Scarlett was diagnosed with Coarctation of the Aorta and Shones Variant Complex.

About 10 days after she was born, Scarlett had her first heart surgery. Surgeons separated her ribs on her left side, collapsing her lung to be able to work on the narrowing of her aorta.

When she was 9 months old, Scarlett had a heart catheterization to attempt to ballon her aorta.

“This procedure did not work at all,” Ashley Graham recalled.

On the day before her first birthday, Scarlett had open heart surgery.

“Surgery was 10 hours long and went very well,” Ashley Graham said.

Scarlett, who just turned 3 years old, now has to have annual checkups to keep an eye on her aorta valve.

In the case of the Easley family, they knew their infant son had a heart condition at the mother’s 26-week ultrasound.

“We didn’t know what kind of heart defect until a 26-week ultrasound at a fetal center in the Woodlands, who then referred us to the Fetal Center at Texas Children’s Hospital in Houston,” Megan Easley said. “I got transferred to a high risk ob/gyn at Texas Children’s Hospital in Houston also.”

Matthew was born with a rare heart disease, Hypoplastic Right Heart Syndrome with Pulmonary Atresia and Ticuspid Stenosis.

Prayers were answered for Matthew’s family five months later when Matthew received a heart transplant on Oct. 3, 2017. Thanks to the heart transplant, Matthew saw the outside of the hospital for the first time in his life on Oct. 25. His family was able to move back to their home in Crockett the day after Christmas on Dec. 26, 2017.

“This week is important because so many families are affected by CHD and we want to help spread awareness to the thousands of families worldwide effected. One in 100 babies are effected by it, and while some families know about their child’s heart during pregnancy and can prepare for it a head of time; others don’t know anything until their child is born,” Megan Easley said.

For the Easleys, it’s about spreading awareness.

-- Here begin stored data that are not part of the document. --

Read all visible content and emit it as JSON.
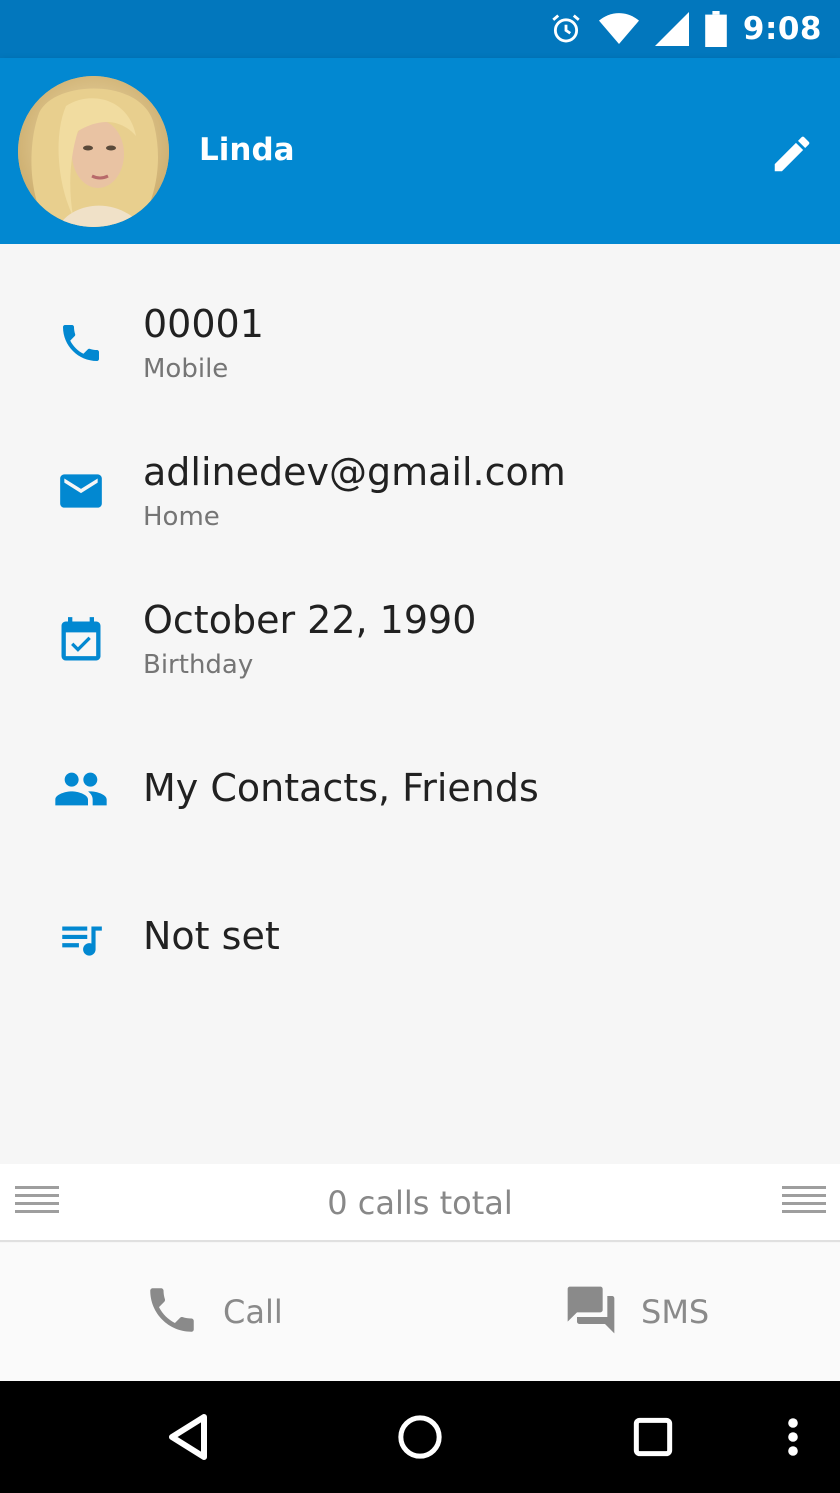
{
  "status_bar": {
    "time": "9:08",
    "icons": [
      "alarm-icon",
      "wifi-icon",
      "signal-icon",
      "battery-icon"
    ]
  },
  "header": {
    "name": "Linda",
    "avatar": "contact-photo",
    "edit_icon": "pencil-icon"
  },
  "details": [
    {
      "icon": "phone-icon",
      "primary": "00001",
      "secondary": "Mobile"
    },
    {
      "icon": "email-icon",
      "primary": "adlinedev@gmail.com",
      "secondary": "Home"
    },
    {
      "icon": "calendar-check-icon",
      "primary": "October 22, 1990",
      "secondary": "Birthday"
    },
    {
      "icon": "group-icon",
      "primary": "My Contacts, Friends"
    },
    {
      "icon": "playlist-music-icon",
      "primary": "Not set"
    }
  ],
  "calls": {
    "summary": "0 calls total"
  },
  "actions": {
    "call_label": "Call",
    "sms_label": "SMS"
  },
  "nav": [
    "back-icon",
    "home-icon",
    "recents-icon",
    "more-icon"
  ],
  "colors": {
    "status_bar": "#0277bd",
    "app_bar": "#0288d1",
    "accent": "#0288d1",
    "background": "#f6f6f6"
  }
}
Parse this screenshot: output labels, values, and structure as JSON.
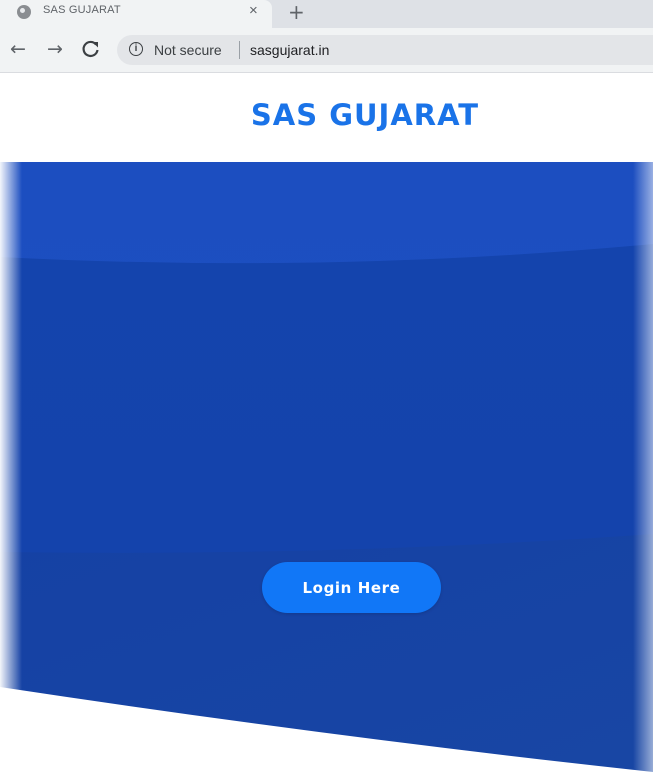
{
  "browser": {
    "tab": {
      "title": "SAS GUJARAT",
      "close_glyph": "×",
      "favicon": "globe-icon"
    },
    "new_tab_glyph": "+",
    "nav": {
      "back_glyph": "←",
      "forward_glyph": "→",
      "reload_glyph": "C"
    },
    "omnibox": {
      "security_label": "Not secure",
      "info_glyph": "i",
      "url": "sasgujarat.in"
    }
  },
  "site": {
    "title": "SAS GUJARAT",
    "login_label": "Login Here"
  },
  "colors": {
    "title": "#1a73e8",
    "hero_top": "#1d4fc2",
    "hero_mid": "#1443ad",
    "hero_bottom": "#1542a0",
    "button": "#1177f7"
  }
}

“CHD kills more kids than childhood cancer. I know so many ‘heart warriors’ that are fighting for their life. Some don’t get to come home from the hospital because they pass away fighting for their life. I know a family that lost her baby,” Megan Easley said. “There’s a family in San Antonio area, a couple of families in the Houston area, another in Shreveport, La. area, Dallas, Palestine – they’re all over.”

These days, Matthew is a happy, active baby, who loves to smile, and hold toys.

“Matthew is doing pretty good. ECI (Early Childhood Intervention) came out today and said he’s doing a little bit more than when they came out Jan. 17,” Megan said. “Physical therapy is coming out now and hopes to come out twice a week for up to six months unless we need longer. Occupational therapy will be coming out once ECI helps us get it going.”

The Easleys are overwhelmingly grateful someone’s gift of life enabled their son to have a heart transplant.

“That’s our precious grandchild and we are so thankful,” grandfather Joe Easley of Crockett said.

Congenital Heart Disease Facts

• There are 2-4 million Americans living with congenital heart defects. Because there is no U.S. system to track congenital heart defects beyond early childhood, more precise estimates are not available.

•For many forms of CHD, surgery is not a cure. Congenital heart disease is a lifelong condition requiring specialized care, and often additional surgeries and medications are needed later in life.

• Most causes of congenital heart defects are unknown.

• About 25% of children born with CHD need heart surgery or other interventions to survive.